ドラッカー氏の「マネジメント」の復習です。
まず、本書の冒頭でドラッカー氏は「企業とは何か」を問い、「企業≠営利組織」と述べています。
(p15より引用) 企業とは何かを知るためには、企業の目的から考えなければならない。企業の目的は、それぞれの企業の外にある。・・・その目的は社会にある。企業の目的の定義は一つしかない。それは、顧客を創造することである。
顧客のみが市場を創造します。そこでドラッカー氏はこう続けます。
(p16より引用) したがって、企業は二つの、そして二つだけの基本的な機能を持つ。それがマーケティングとイノベーションである。マーケティングとイノベーションだけが成果をもたらす。
マーケティングの目標を考えるにあたって、ドラッカー氏は先立つべき二つの意思決定があると言います。「集中の目標」と「市場地位の目標」です。そのうち「市場地位の目標」に関するドラッカーの指摘は重要です。
(p31より引用) 市場において目指すべき地位は、最大ではなく最適である。
ドラッカー氏は、独占による市場の停滞よりも、適度な競争状態による市場の拡大・活性化を重視しているのです。
このあたりの考え方は、本書の最終章「マネジメントの戦略」でとりあげられている「必要な成長とは何か」との命題の議論でも示されています。
(p261より引用) マネジメントに携わるものは、第一に、必要とされる成長の最小点について検討しておく必要がある。・・・
・・・量そのものは成長とは関係ない。成果の面で成長して、初めて成長といえる。・・・
したがって第二に、成長の最適点について検討しておく必要がある。それ以上成長しようとすると、資源の生産性が犠牲になる点はどこか。収益性を高めようとすると、リスクが急激に増大する点はどこか。成長の最高点ではなく最適点こそ成長の上限としなければならない。成長は最適点以下でなければならない。
このドラッカー氏のアドバイスに従うのは非常に難しいですね。事業を推進する立場に就くと、「黒字であれば(赤字でさえなければ)、生産性が落ち始めていてもその施策はgo」という判断をしてしまいがちです。
さて、最後に、ドラッカー氏の最重要テーゼのひとつ「イノベーション」に関する主張を記しておきます。
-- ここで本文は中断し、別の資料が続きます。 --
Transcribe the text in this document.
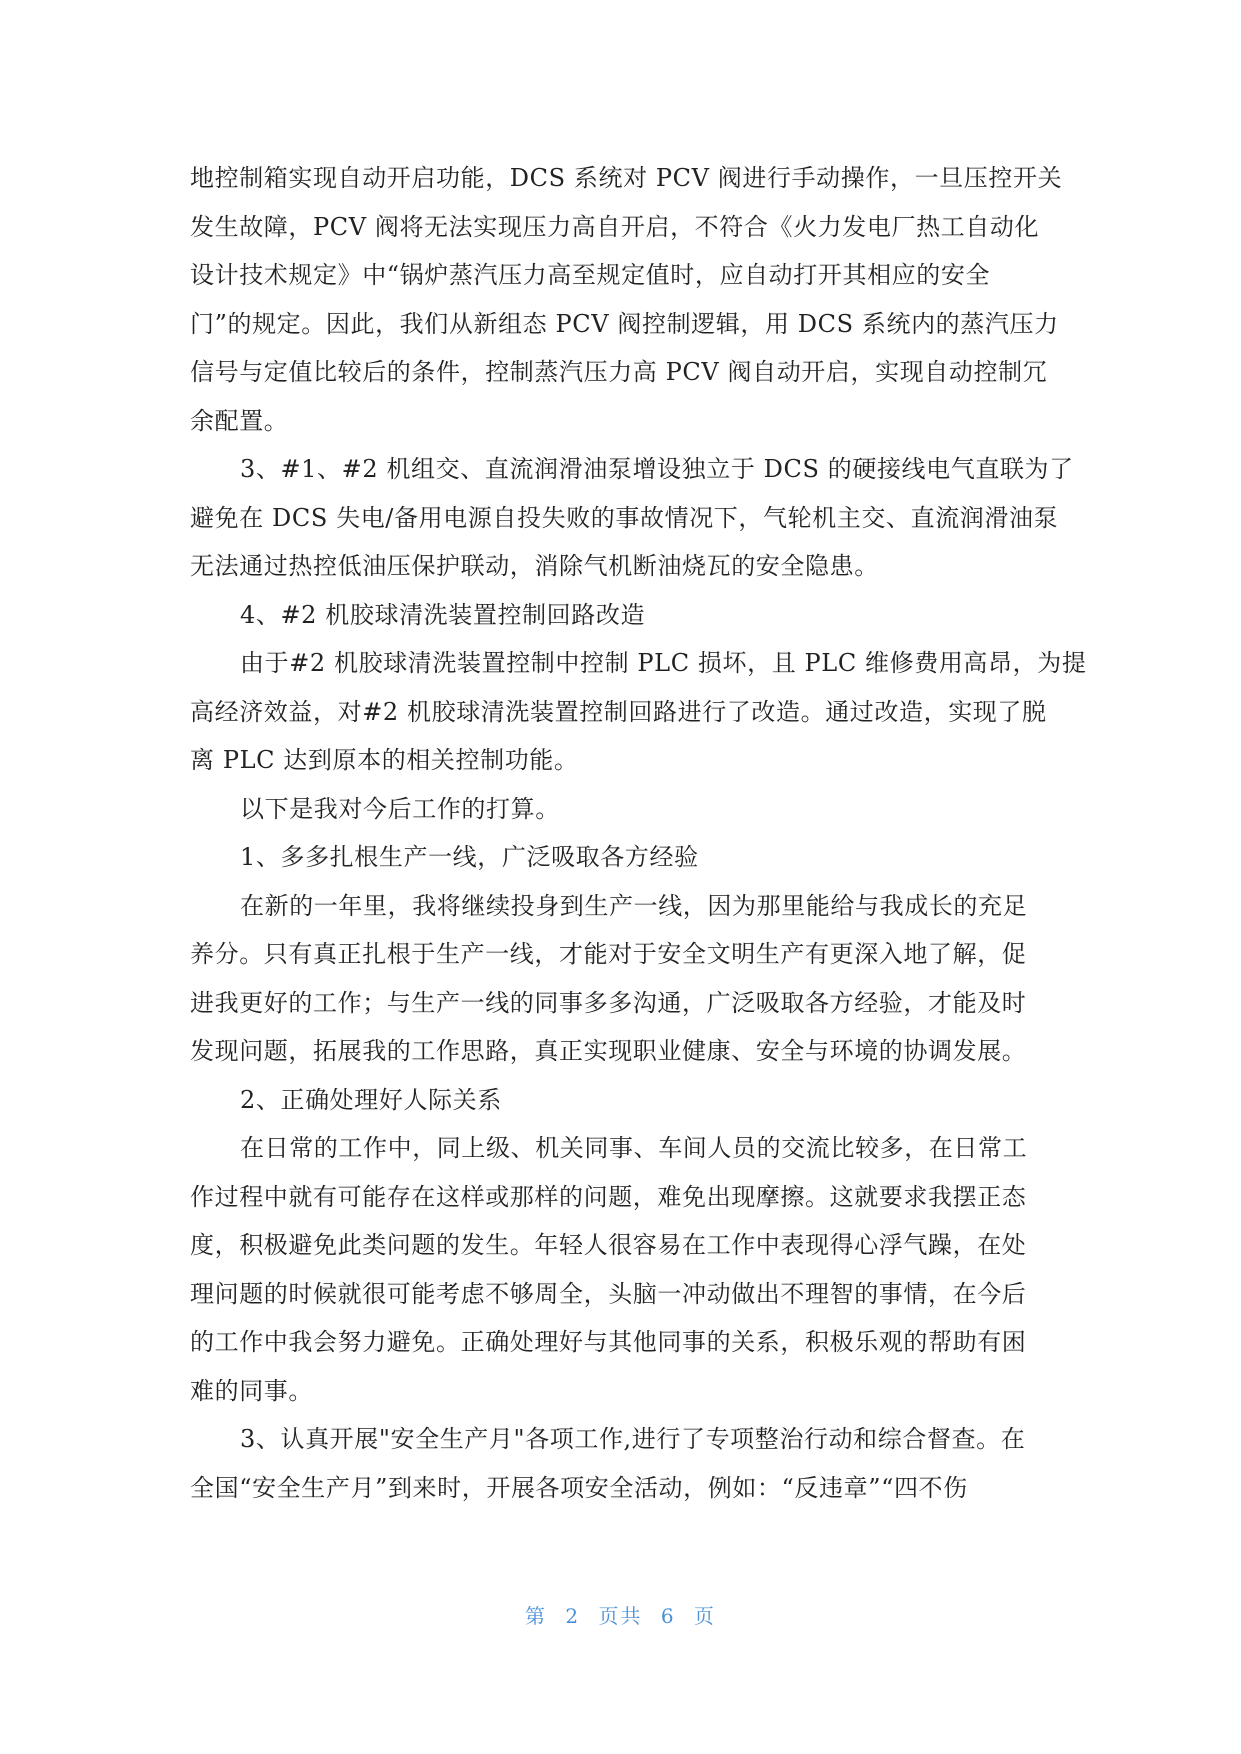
地控制箱实现自动开启功能，DCS 系统对 PCV 阀进行手动操作，一旦压控开关
发生故障，PCV 阀将无法实现压力高自开启，不符合《火力发电厂热工自动化
设计技术规定》中“锅炉蒸汽压力高至规定值时，应自动打开其相应的安全
门”的规定。因此，我们从新组态 PCV 阀控制逻辑，用 DCS 系统内的蒸汽压力
信号与定值比较后的条件，控制蒸汽压力高 PCV 阀自动开启，实现自动控制冗
余配置。
3、#1、#2 机组交、直流润滑油泵增设独立于 DCS 的硬接线电气直联为了
避免在 DCS 失电/备用电源自投失败的事故情况下，气轮机主交、直流润滑油泵
无法通过热控低油压保护联动，消除气机断油烧瓦的安全隐患。
4、#2 机胶球清洗装置控制回路改造
由于#2 机胶球清洗装置控制中控制 PLC 损坏，且 PLC 维修费用高昂，为提
高经济效益，对#2 机胶球清洗装置控制回路进行了改造。通过改造，实现了脱
离 PLC 达到原本的相关控制功能。
以下是我对今后工作的打算。
1、多多扎根生产一线，广泛吸取各方经验
在新的一年里，我将继续投身到生产一线，因为那里能给与我成长的充足
养分。只有真正扎根于生产一线，才能对于安全文明生产有更深入地了解，促
进我更好的工作；与生产一线的同事多多沟通，广泛吸取各方经验，才能及时
发现问题，拓展我的工作思路，真正实现职业健康、安全与环境的协调发展。
2、正确处理好人际关系
在日常的工作中，同上级、机关同事、车间人员的交流比较多，在日常工
作过程中就有可能存在这样或那样的问题，难免出现摩擦。这就要求我摆正态
度，积极避免此类问题的发生。年轻人很容易在工作中表现得心浮气躁，在处
理问题的时候就很可能考虑不够周全，头脑一冲动做出不理智的事情，在今后
的工作中我会努力避免。正确处理好与其他同事的关系，积极乐观的帮助有困
难的同事。
3、认真开展"安全生产月"各项工作,进行了专项整治行动和综合督查。在
全国“安全生产月”到来时，开展各项安全活动，例如：“反违章”“四不伤
第 2 页共 6 页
(p270より引用) 重要なことは、変化が例外でなく規範であり、脅威でなく機会であるという真に革新的な風土の醸成として、問題を定義することである。イノベーションとは姿勢であり行動である。・・・
変化への抵抗の底にあるものは無知である。未知への不安である。しかし、変化は機会と見なすべきものである。変化を機会として捉えたとき、初めて不安は消える。
「変化」に対するポジティヴ・シンキングです。